After several iterations of different manufacturers, PIC microcontrollers have been selected for the EQUiSat electronics system. The main criteria were as follows: internal ADC, sufficient on-chip memory, appropriate thermal range, affordability, and a simple C programming interface that is easy to implement and extensible. The selected PIC microcontrollers satisfy each of these requirements monolithically, drastically simplifying system architecture. EQUiSat has minimized necessary on-board data, such that the PIC’s 2Kbytes of on-chip memory can store all critical data for 3 days of operation.
The microcontrollers will be similarly split into the power and data blocks specified above. Although from a system wide design perspective, both subgroups will be logically disjoint, there will be a small limited connection between the two, such that power-control will be able to inform data-control when it can/cannot broadcast information.
The hardware will consist of 8-bit and 16-bit Microchip Technology PIC microcontrollers. Each subgroup will be run by a “main” 16-bit controller which will be handling the core duties of each subgroup unless an unrecoverable error returns, at which point 8-bit backup controllers will power on and take over core duties. The “main” controllers will send keep-alive signals to the backup controllers such that they will only turn on and take over when no keep-alive has been received. Although the 8-bit controllers will be running ostensibly the same code as the 16-bit “main” controllers, there will be changes made to better accommodate the reduced capabilities of the 8-bit controllers (e.g. lower oscillation rate, slower analog to digital conversion speeds, smaller memory, feature difference between 8-bit and 16-bit micros).
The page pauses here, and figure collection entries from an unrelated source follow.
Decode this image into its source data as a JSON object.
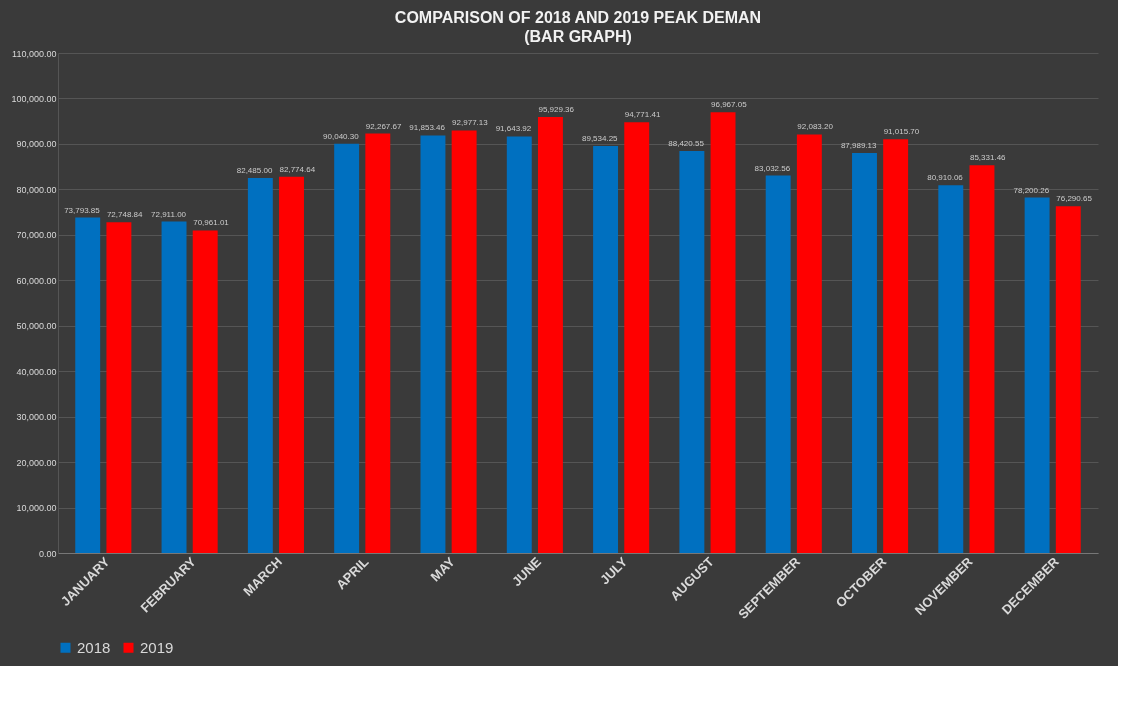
{
  "chart_data": {
    "type": "bar",
    "title": "COMPARISON OF 2018 AND 2019 PEAK DEMAN",
    "subtitle": "(BAR GRAPH)",
    "categories": [
      "JANUARY",
      "FEBRUARY",
      "MARCH",
      "APRIL",
      "MAY",
      "JUNE",
      "JULY",
      "AUGUST",
      "SEPTEMBER",
      "OCTOBER",
      "NOVEMBER",
      "DECEMBER"
    ],
    "series": [
      {
        "name": "2018",
        "color": "#0070c0",
        "values": [
          73793.85,
          72911.0,
          82485.0,
          90040.3,
          91853.46,
          91643.92,
          89534.25,
          88420.55,
          83032.56,
          87989.13,
          80910.06,
          78200.26
        ],
        "value_labels": [
          "73,793.85",
          "72,911.00",
          "82,485.00",
          "90,040.30",
          "91,853.46",
          "91,643.92",
          "89,534.25",
          "88,420.55",
          "83,032.56",
          "87,989.13",
          "80,910.06",
          "78,200.26"
        ]
      },
      {
        "name": "2019",
        "color": "#ff0000",
        "values": [
          72748.84,
          70961.01,
          82774.64,
          92267.67,
          92977.13,
          95929.36,
          94771.41,
          96967.05,
          92083.2,
          91015.7,
          85331.46,
          76290.65
        ],
        "value_labels": [
          "72,748.84",
          "70,961.01",
          "82,774.64",
          "92,267.67",
          "92,977.13",
          "95,929.36",
          "94,771.41",
          "96,967.05",
          "92,083.20",
          "91,015.70",
          "85,331.46",
          "76,290.65"
        ]
      }
    ],
    "ylim": [
      0,
      110000
    ],
    "yticks": [
      {
        "value": 0,
        "label": "0.00"
      },
      {
        "value": 10000,
        "label": "10,000.00"
      },
      {
        "value": 20000,
        "label": "20,000.00"
      },
      {
        "value": 30000,
        "label": "30,000.00"
      },
      {
        "value": 40000,
        "label": "40,000.00"
      },
      {
        "value": 50000,
        "label": "50,000.00"
      },
      {
        "value": 60000,
        "label": "60,000.00"
      },
      {
        "value": 70000,
        "label": "70,000.00"
      },
      {
        "value": 80000,
        "label": "80,000.00"
      },
      {
        "value": 90000,
        "label": "90,000.00"
      },
      {
        "value": 100000,
        "label": "100,000.00"
      },
      {
        "value": 110000,
        "label": "110,000.00"
      }
    ],
    "grid": "y",
    "legend": "bottom"
  }
}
Data Control will be responsible for reading ADS and temperature sensor data, transmitting all collected data to ground stations and listening/responding to any kill-transmission signals received from the ground. Data control micros will gather data collected by the power system micros regarding battery temperature/performance and from the attitude determination system sensor suite. The micros will act such that all data is collected from the required sensors as close to synchronously as possible. All data will be recorded in local memory and aggregated. Every two minutes, the data control micros will operate the on-board transmitter downlink this data. Local data memory will be cleared in a queue, such that registers storing the oldest data points are cleared first. The satellite is required to accept a kill signal such that all transmissions can be stopped if they interfere with other satellite’s communications; as such, the data-control micros will be listening for our kill signal via the on-board receiver, should it be needed. If the satellite radio has been turned off due to the kill signal, the micros will continue to record information, storing any overflow data from RAM in local EEPROM.